When I started this blog I was faced with a wall of writer’s block. I have not much to say about recipes, since I play by ear and feel. There has been plenty written about method of fermentation, shaping and baking, so that was also off the table. And yet… And yet I did feel that I had something to say. Scoring is undoubtedly something that I have been obsessed with for quite a while, but what can you write about scoring? I felt it was an area that didn’t need words. Well, that was a while ago, and now… drumroll…
I will soon release a book on scoring!
Yay! As it turns out, the more I write about scoring, the more there seems to be yet unwritten. In the impatience-ridden process I have been itching to share some of the work with people who like to read what I write and care to hear what I have to say, so I decided to share an excerpt here. A sneak-peek, if you like!
My choice landed on a short piece dealing with the most frequent question I have ever been asked – How to prevent bread from cracking? The answer to this is complex and complicated. There are many things that influence the way your bread behaves, but let’s see if we can simply some of this. Here we go:
The bread cracked
This is, by far, the most common issue. Many have asked me what I do for the bread not to crack and burst, or what recipe I use, as if it is only a particular kind of dough and a specific kind of method that lends itself to scoring. In fact, there is nothing new that you have to do. All the stages and components are the same, except that they need to be done very deliberately, because a meticulously scored loaf is less forgiving that a wildly slashed one. There is no simple answer to why did my bread burst, but the character of the crack might help us figure out what went wrong.

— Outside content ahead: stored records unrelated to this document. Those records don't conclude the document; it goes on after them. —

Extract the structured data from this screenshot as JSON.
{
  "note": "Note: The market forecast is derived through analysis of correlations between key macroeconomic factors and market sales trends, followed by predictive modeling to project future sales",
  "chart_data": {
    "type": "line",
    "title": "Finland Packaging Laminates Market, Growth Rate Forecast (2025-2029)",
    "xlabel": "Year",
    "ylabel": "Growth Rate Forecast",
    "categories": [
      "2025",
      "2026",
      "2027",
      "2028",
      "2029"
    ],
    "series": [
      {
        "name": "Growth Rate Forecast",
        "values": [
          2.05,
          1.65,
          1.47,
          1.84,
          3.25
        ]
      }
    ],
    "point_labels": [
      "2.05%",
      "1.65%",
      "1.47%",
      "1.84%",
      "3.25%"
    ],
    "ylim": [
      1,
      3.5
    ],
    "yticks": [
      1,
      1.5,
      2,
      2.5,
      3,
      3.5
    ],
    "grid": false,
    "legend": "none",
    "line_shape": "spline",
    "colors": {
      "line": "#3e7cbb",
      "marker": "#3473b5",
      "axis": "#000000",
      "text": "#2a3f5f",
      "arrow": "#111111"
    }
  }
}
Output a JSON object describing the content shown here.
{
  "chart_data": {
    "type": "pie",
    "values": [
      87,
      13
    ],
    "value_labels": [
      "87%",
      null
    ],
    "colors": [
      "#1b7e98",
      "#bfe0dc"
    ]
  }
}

Irregular crack with thick, dark and ragged edges — while unlikely to happen with bread baked in a dutch oven, this is characteristic for hearth loaves baked in firewood stoves, or on a stone. The thick, rough crack is a sure sign of insufficient steam. The crust wasn’t moist enough to be flexible, so it hardened and set before the loaf was done expanding. Another possible reason is that your baking temperature was too high, resulting in the same effect. Steam your oven properly next time or lower the temperature a bit.
Dainty crack following the outline of your scoring — not enough cuts to accommodate growth. Your scoring was either not deep enough, or there weren’t sufficient elements. Think of the bread needing a certain amount of expansion – whether it is to be achieved in one wide slash, or in fifty smaller cuts. If you only made thirty of the said small cuts, the loaf will claim its space by ripping open one of the scored elements. If your bread only needed a little extra room the crack will be neat and almost pretty, as if one of your wheat stalks got unzipped. Next time add an extra stalk if there is space for it, or make your cuts a bit deeper and longer.
Burst, exploding loaf — distant relative of the dainty crack, except that it doesn’t look pretty by any measure. If in the previous case you only needed one extra stalk, or take a few of the cuts a little deeper, the bursting loaf is an extreme case of insufficient scoring. This usually happens when most, or all of the scores were shallow, or when you really underestimated the potential of your loaf and scored way too little. This also happens with inexperienced, shy scoring when the blade barely grazed the surface. You need plenty of deep scores for the bread to have enough room to grow.
Straight, long, wide crack along a scored line — this is not exactly a crack – you just made a straight cut longer than an inch. That kind of cut is an invitation for the hot air to come through and is difficult to control. You will also see that the adjacent scores didn’t really open because there wasn’t sufficient tension as air was escaping freely. Whenever you make a pattern that consists of longer lines, be ready for them to spread beyond your control.
A spiderweb of fine cracks all over the surface — this is a sign of a crust that was a tad too thick. Low hydration might be a cause, but another typical culprit is flour. If you flour your bread too much, and, especially, if your crust is moist when you flour it, you will end up with a thick dry layer on top. This will not be elastic and will just shatter, creating a web of cracks. Use a moderate amount of flour and brush it off with your palm.
Bread peeking out of a scored line — sometimes in small marbles, but usually in a large domed piece, bread seems to be escaping through a crack along a scored line. All other scores have opened up just fine, or maybe slightly short of enough, but there is one that ripped open and dough has squeezed out through it. You will also see that the cut expanded not only in width, but also cracked lengthwise. This happens when you tried an exotic pattern that wasn’t all planed through. The scored pattern wasn’t flexible and stretchy enough. Refer to the chapter on how to create your own patterns.
There it is! Now I’m nervous… Did you like it? Was this useful? Can you now say what went wrong with the loaf in the picture?
Thank you for reading, and I hope you’re just as excited about my book as I am!